Тут Мири обо мне заплакала. У нее хлынули слезы, которых у меня больше не осталось. Сидела она неподвижно и лишь в какой-то момент спросила о моих чувствах, а когда я не ответила, Мири лишь произнесла мое имя, и Стасино тоже. Посторонних глаз она не стыдилась; ей хотелось поведать всем и каждому, что он со мной сделал; сейчас в ней ничего не было от той женщины, которая заставила себя стоически перенести наше расставание в Кракове.
В ту пору я думала, что у меня остались от нее только туфли для степа. Но когда меня для пересечения границы силком запихнули в гроб, в носке одной туфли я нашла записку. В ней я ожидала увидеть прощальные слова. Думала, Мири будет виниться, рассказывать про свои недуги, помешавшие ей отправиться со мной в бегство.
Но та давняя записка, которая плакала расплывшимися буквами?
Там ни слова не говорилось о ее жизни, утрате, горестях. Там говорилось только обо мне.
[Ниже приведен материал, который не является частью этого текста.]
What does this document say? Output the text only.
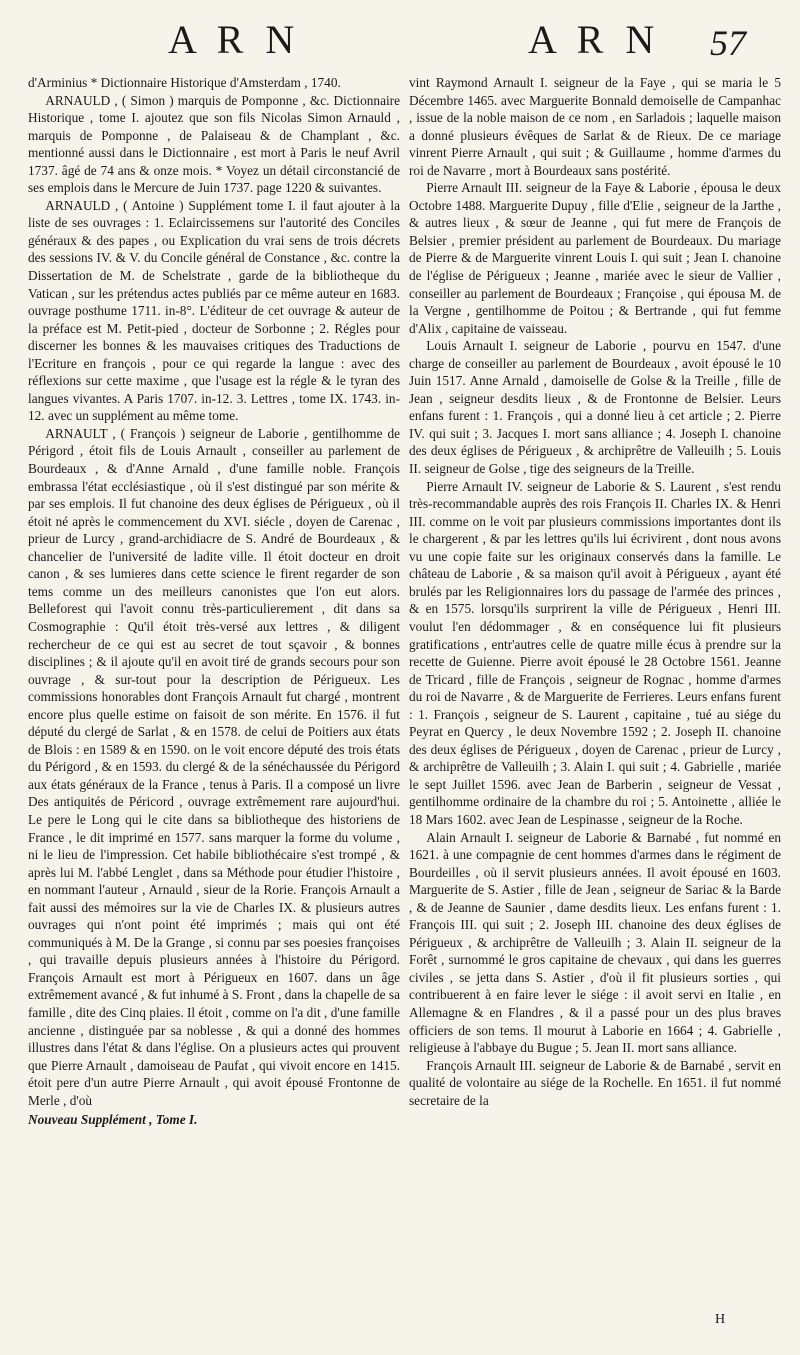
A R N	A R N 57

d'Arminius * Dictionnaire Historique d'Amsterdam , 1740.

ARNAULD , ( Simon ) marquis de Pomponne , &c. Dictionnaire Historique , tome I. ajoutez que son fils Nicolas Simon Arnauld , marquis de Pomponne , de Palaiseau & de Champlant , &c. mentionné aussi dans le Dictionnaire , est mort à Paris le neuf Avril 1737. âgé de 74 ans & onze mois. * Voyez un détail circonstancié de ses emplois dans le Mercure de Juin 1737. page 1220 & suivantes.

ARNAULD , ( Antoine ) Supplément tome I. il faut ajouter à la liste de ses ouvrages : 1. Eclaircissemens sur l'autorité des Conciles généraux & des papes , ou Explication du vrai sens de trois décrets des sessions IV. & V. du Concile général de Constance , &c. contre la Dissertation de M. de Schelstrate , garde de la bibliotheque du Vatican , sur les prétendus actes publiés par ce même auteur en 1683. ouvrage posthume 1711. in-8°. L'éditeur de cet ouvrage & auteur de la préface est M. Petit-pied , docteur de Sorbonne ; 2. Régles pour discerner les bonnes & les mauvaises critiques des Traductions de l'Ecriture en françois , pour ce qui regarde la langue : avec des réflexions sur cette maxime , que l'usage est la régle & le tyran des langues vivantes. A Paris 1707. in-12. 3. Lettres , tome IX. 1743. in-12. avec un supplément au même tome.

ARNAULT , ( François ) seigneur de Laborie , gentilhomme de Périgord , étoit fils de Louis Arnault , conseiller au parlement de Bourdeaux , & d'Anne Arnald , d'une famille noble. François embrassa l'état ecclésiastique , où il s'est distingué par son mérite & par ses emplois. Il fut chanoine des deux églises de Périgueux , où il étoit né après le commencement du XVI. siécle , doyen de Carenac , prieur de Lurcy , grand-archidiacre de S. André de Bourdeaux , & chancelier de l'université de ladite ville. Il étoit docteur en droit canon , & ses lumieres dans cette science le firent regarder de son tems comme un des meilleurs canonistes que l'on eut alors. Belleforest qui l'avoit connu très-particulierement , dit dans sa Cosmographie : Qu'il étoit très-versé aux lettres , & diligent rechercheur de ce qui est au secret de tout sçavoir , & bonnes disciplines ; & il ajoute qu'il en avoit tiré de grands secours pour son ouvrage , & sur-tout pour la description de Périgueux. Les commissions honorables dont François Arnault fut chargé , montrent encore plus quelle estime on faisoit de son mérite. En 1576. il fut député du clergé de Sarlat , & en 1578. de celui de Poitiers aux états de Blois : en 1589 & en 1590. on le voit encore député des trois états du Périgord , & en 1593. du clergé & de la sénéchaussée du Périgord aux états généraux de la France , tenus à Paris. Il a composé un livre Des antiquités de Péricord , ouvrage extrêmement rare aujourd'hui. Le pere le Long qui le cite dans sa bibliotheque des historiens de France , le dit imprimé en 1577. sans marquer la forme du volume , ni le lieu de l'impression. Cet habile bibliothécaire s'est trompé , & après lui M. l'abbé Lenglet , dans sa Méthode pour étudier l'histoire , en nommant l'auteur , Arnauld , sieur de la Rorie. François Arnault a fait aussi des mémoires sur la vie de Charles IX. & plusieurs autres ouvrages qui n'ont point été imprimés ; mais qui ont été communiqués à M. De la Grange , si connu par ses poesies françoises , qui travaille depuis plusieurs années à l'histoire du Périgord. François Arnault est mort à Périgueux en 1607. dans un âge extrêmement avancé , & fut inhumé à S. Front , dans la chapelle de sa famille , dite des Cinq plaies. Il étoit , comme on l'a dit , d'une famille ancienne , distinguée par sa noblesse , & qui a donné des hommes illustres dans l'état & dans l'église. On a plusieurs actes qui prouvent que Pierre Arnault , damoiseau de Paufat , qui vivoit encore en 1415. étoit pere d'un autre Pierre Arnault , qui avoit épousé Frontonne de Merle , d'où

Nouveau Supplément , Tome I.

vint Raymond Arnault I. seigneur de la Faye , qui se maria le 5 Décembre 1465. avec Marguerite Bonnald demoiselle de Campanhac , issue de la noble maison de ce nom , en Sarladois ; laquelle maison a donné plusieurs évêques de Sarlat & de Rieux. De ce mariage vinrent Pierre Arnault , qui suit ; & Guillaume , homme d'armes du roi de Navarre , mort à Bourdeaux sans postérité.

Pierre Arnault III. seigneur de la Faye & Laborie , épousa le deux Octobre 1488. Marguerite Dupuy , fille d'Elie , seigneur de la Jarthe , & autres lieux , & sœur de Jeanne , qui fut mere de François de Belsier , premier président au parlement de Bourdeaux. Du mariage de Pierre & de Marguerite vinrent Louis I. qui suit ; Jean I. chanoine de l'église de Périgueux ; Jeanne , mariée avec le sieur de Vallier , conseiller au parlement de Bourdeaux ; Françoise , qui épousa M. de la Vergne , gentilhomme de Poitou ; & Bertrande , qui fut femme d'Alix , capitaine de vaisseau.

Louis Arnault I. seigneur de Laborie , pourvu en 1547. d'une charge de conseiller au parlement de Bourdeaux , avoit épousé le 10 Juin 1517. Anne Arnald , damoiselle de Golse & la Treille , fille de Jean , seigneur desdits lieux , & de Frontonne de Belsier. Leurs enfans furent : 1. François , qui a donné lieu à cet article ; 2. Pierre IV. qui suit ; 3. Jacques I. mort sans alliance ; 4. Joseph I. chanoine des deux églises de Périgueux , & archiprêtre de Valleuilh ; 5. Louis II. seigneur de Golse , tige des seigneurs de la Treille.

Pierre Arnault IV. seigneur de Laborie & S. Laurent , s'est rendu très-recommandable auprès des rois François II. Charles IX. & Henri III. comme on le voit par plusieurs commissions importantes dont ils le chargerent , & par les lettres qu'ils lui écrivirent , dont nous avons vu une copie faite sur les originaux conservés dans la famille. Le château de Laborie , & sa maison qu'il avoit à Périgueux , ayant été brulés par les Religionnaires lors du passage de l'armée des princes , & en 1575. lorsqu'ils surprirent la ville de Périgueux , Henri III. voulut l'en dédommager , & en conséquence lui fit plusieurs gratifications , entr'autres celle de quatre mille écus à prendre sur la recette de Guienne. Pierre avoit épousé le 28 Octobre 1561. Jeanne de Tricard , fille de François , seigneur de Rognac , homme d'armes du roi de Navarre , & de Marguerite de Ferrieres. Leurs enfans furent : 1. François , seigneur de S. Laurent , capitaine , tué au siége du Peyrat en Quercy , le deux Novembre 1592 ; 2. Joseph II. chanoine des deux églises de Périgueux , doyen de Carenac , prieur de Lurcy , & archiprêtre de Valleuilh ; 3. Alain I. qui suit ; 4. Gabrielle , mariée le sept Juillet 1596. avec Jean de Barberin , seigneur de Vessat , gentilhomme ordinaire de la chambre du roi ; 5. Antoinette , alliée le 18 Mars 1602. avec Jean de Lespinasse , seigneur de la Roche.

Alain Arnault I. seigneur de Laborie & Barnabé , fut nommé en 1621. à une compagnie de cent hommes d'armes dans le régiment de Bourdeilles , où il servit plusieurs années. Il avoit épousé en 1603. Marguerite de S. Astier , fille de Jean , seigneur de Sariac & la Barde , & de Jeanne de Saunier , dame desdits lieux. Les enfans furent : 1. François III. qui suit ; 2. Joseph III. chanoine des deux églises de Périgueux , & archiprêtre de Valleuilh ; 3. Alain II. seigneur de la Forêt , surnommé le gros capitaine de chevaux , qui dans les guerres civiles , se jetta dans S. Astier , d'où il fit plusieurs sorties , qui contribuerent à en faire lever le siége : il avoit servi en Italie , en Allemagne & en Flandres , & il a passé pour un des plus braves officiers de son tems. Il mourut à Laborie en 1664 ; 4. Gabrielle , religieuse à l'abbaye du Bugue ; 5. Jean II. mort sans alliance.

François Arnault III. seigneur de Laborie & de Barnabé , servit en qualité de volontaire au siége de la Rochelle. En 1651. il fut nommé secretaire de la

H
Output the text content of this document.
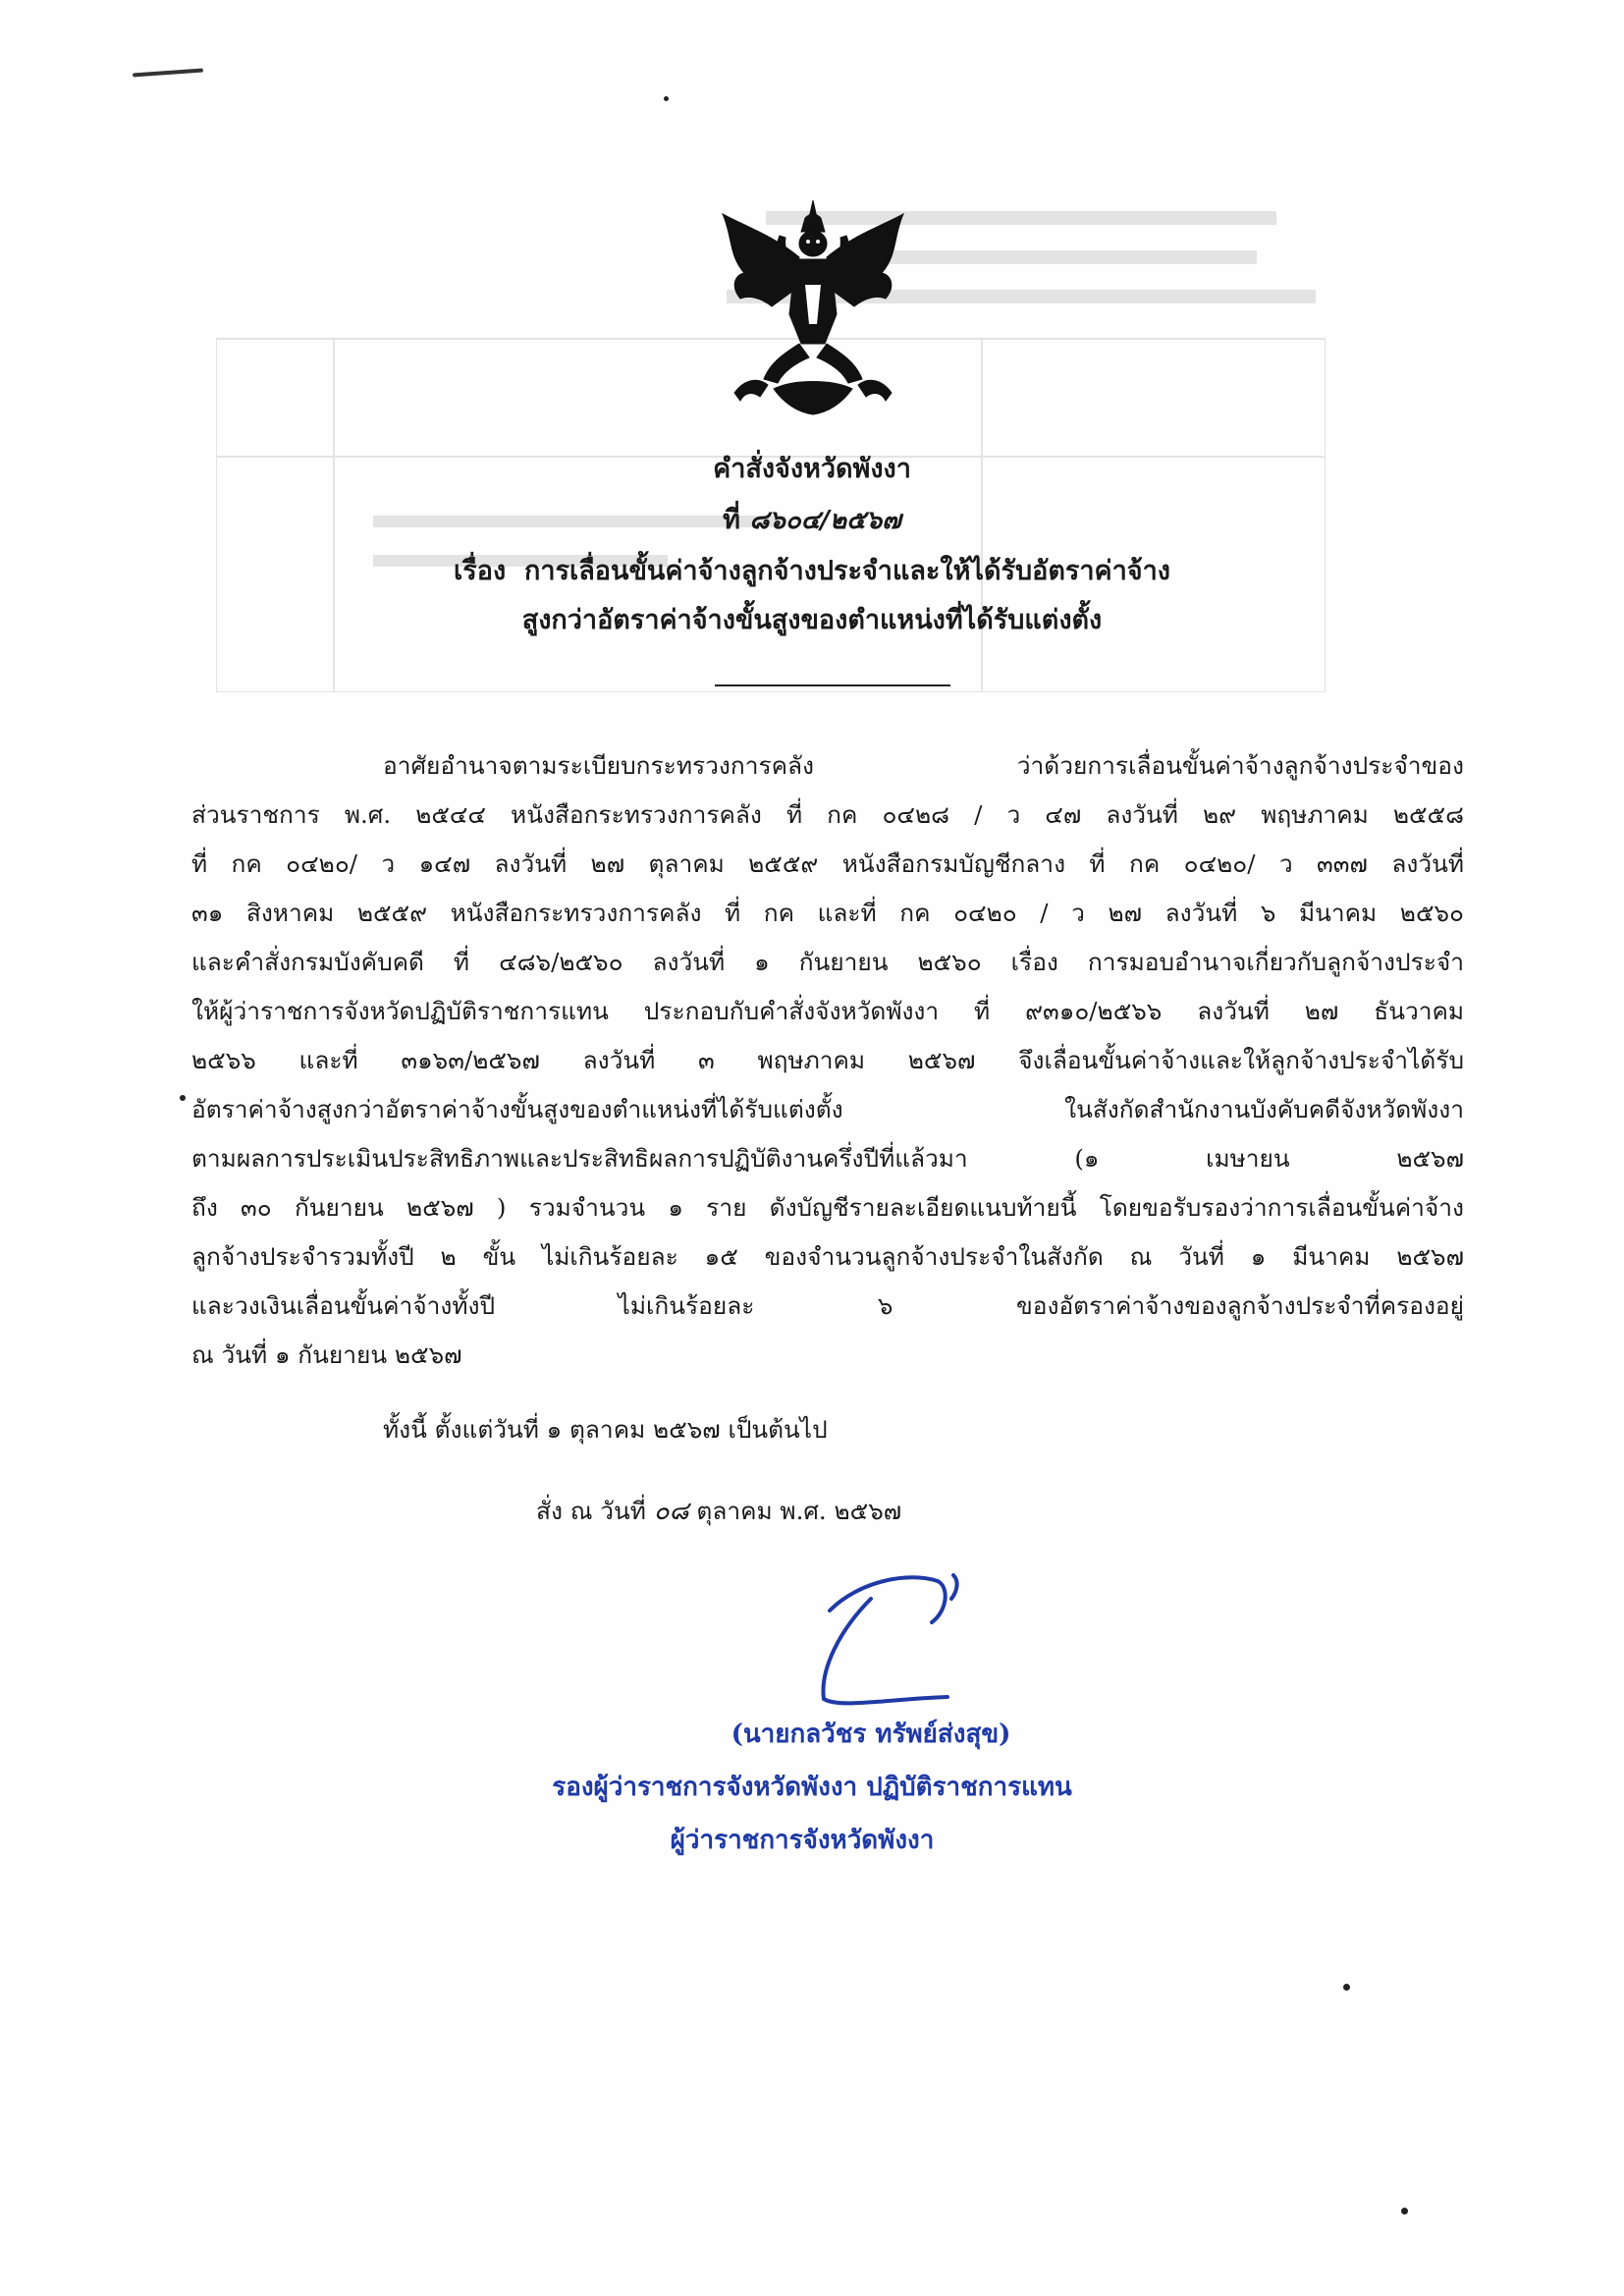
คำสั่งจังหวัดพังงา
ที่ ๘๖๐๔/๒๕๖๗
เรื่อง การเลื่อนขั้นค่าจ้างลูกจ้างประจำและให้ได้รับอัตราค่าจ้าง
สูงกว่าอัตราค่าจ้างขั้นสูงของตำแหน่งที่ได้รับแต่งตั้ง
อาศัยอำนาจตามระเบียบกระทรวงการคลัง ว่าด้วยการเลื่อนขั้นค่าจ้างลูกจ้างประจำของ
ส่วนราชการ พ.ศ. ๒๕๔๔ หนังสือกระทรวงการคลัง ที่ กค ๐๔๒๘ / ว ๔๗ ลงวันที่ ๒๙ พฤษภาคม ๒๕๕๘
ที่ กค ๐๔๒๐/ ว ๑๔๗ ลงวันที่ ๒๗ ตุลาคม ๒๕๕๙ หนังสือกรมบัญชีกลาง ที่ กค ๐๔๒๐/ ว ๓๓๗ ลงวันที่
๓๑ สิงหาคม ๒๕๕๙ หนังสือกระทรวงการคลัง ที่ กค และที่ กค ๐๔๒๐ / ว ๒๗ ลงวันที่ ๖ มีนาคม ๒๕๖๐
และคำสั่งกรมบังคับคดี ที่ ๔๘๖/๒๕๖๐ ลงวันที่ ๑ กันยายน ๒๕๖๐ เรื่อง การมอบอำนาจเกี่ยวกับลูกจ้างประจำ
ให้ผู้ว่าราชการจังหวัดปฏิบัติราชการแทน ประกอบกับคำสั่งจังหวัดพังงา ที่ ๙๓๑๐/๒๕๖๖ ลงวันที่ ๒๗ ธันวาคม
๒๕๖๖ และที่ ๓๑๖๓/๒๕๖๗ ลงวันที่ ๓ พฤษภาคม ๒๕๖๗ จึงเลื่อนขั้นค่าจ้างและให้ลูกจ้างประจำได้รับ
อัตราค่าจ้างสูงกว่าอัตราค่าจ้างขั้นสูงของตำแหน่งที่ได้รับแต่งตั้ง ในสังกัดสำนักงานบังคับคดีจังหวัดพังงา
ตามผลการประเมินประสิทธิภาพและประสิทธิผลการปฏิบัติงานครึ่งปีที่แล้วมา (๑ เมษายน ๒๕๖๗
ถึง ๓๐ กันยายน ๒๕๖๗ ) รวมจำนวน ๑ ราย ดังบัญชีรายละเอียดแนบท้ายนี้ โดยขอรับรองว่าการเลื่อนขั้นค่าจ้าง
ลูกจ้างประจำรวมทั้งปี ๒ ขั้น ไม่เกินร้อยละ ๑๕ ของจำนวนลูกจ้างประจำในสังกัด ณ วันที่ ๑ มีนาคม ๒๕๖๗
และวงเงินเลื่อนขั้นค่าจ้างทั้งปี ไม่เกินร้อยละ ๖ ของอัตราค่าจ้างของลูกจ้างประจำที่ครองอยู่
ณ วันที่ ๑ กันยายน ๒๕๖๗
ทั้งนี้ ตั้งแต่วันที่ ๑ ตุลาคม ๒๕๖๗ เป็นต้นไป
สั่ง ณ วันที่ ๐๘ ตุลาคม พ.ศ. ๒๕๖๗
(นายกลวัชร ทรัพย์ส่งสุข)
รองผู้ว่าราชการจังหวัดพังงา ปฏิบัติราชการแทน
ผู้ว่าราชการจังหวัดพังงา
И когда мы, дети, попали в засаду, когда из-за движения танковых колонн попали не в тот город, а потом не в ту деревню, я говорила себе: если мне удалось выжить, то причиной тому не моя сила воли, не баклага воды, не кусок хлеба, не компания Софии и других близнецов, которые тряслись вместе со мной в кузове. И даже не придуманная нами система связи, позволявшая нам условным стуком сообщать из своих сундуков, куда мы залезали при пересечении границ и в преддверии опасностей: один раз – «Я жива»; два раза – «Я жива, но задыхаюсь»; три раза – «Я жива, но зачем?».
И только рассказ Мири о той Необыкновенной Половинке, которая меня любила, только те подробности – ее игры, ее пристрастие к ножу, как она побуждала меня танцевать, – только это поддерживало во мне жизнь в течение трех суток пути, пока наш грузовик не остановили двое дезертиров вермахта, которые были настолько одержимы желанием найти средство передвижения, что не погнушались выбросить Якуба с водительского места. При их приближении Якуб велел нам залезать в сундуки. Почуял ли он приближение своей смерти – не знаю. Я только услышала пистолетный выстрел и удар тела о землю. И еще я слышала, как всхлипывает лежащая рядом София. Грузовик набирал скорость, и я сказала, что нам нужно только дождаться, когда солдаты сделают остановку, а как только грузовик затормозит, мы все вылезем, добежим до ближайшей деревни и найдем другой путь к спасению. София напомнила, что я на костылях. Я напомнила, что мы с ней – близнецы, хотя каждая пережила утрату. И заверила, что общими усилиями мы с ней добьемся своего, – так всегда говорила моя Необыкновенная Половинка.
И с этого момента я, не имевшая рядом никого, с кем можно разделить обязанности, все взяла на себя. Я взяла на себя надежду и риск, безрассудную решимость и упрямую веру в то, что в очередной раз сумею выкарабкаться.
Прямо в сундуке я надела туфли для степа и стала выжидать, когда можно будет пинком откинуть крышку и выброситься.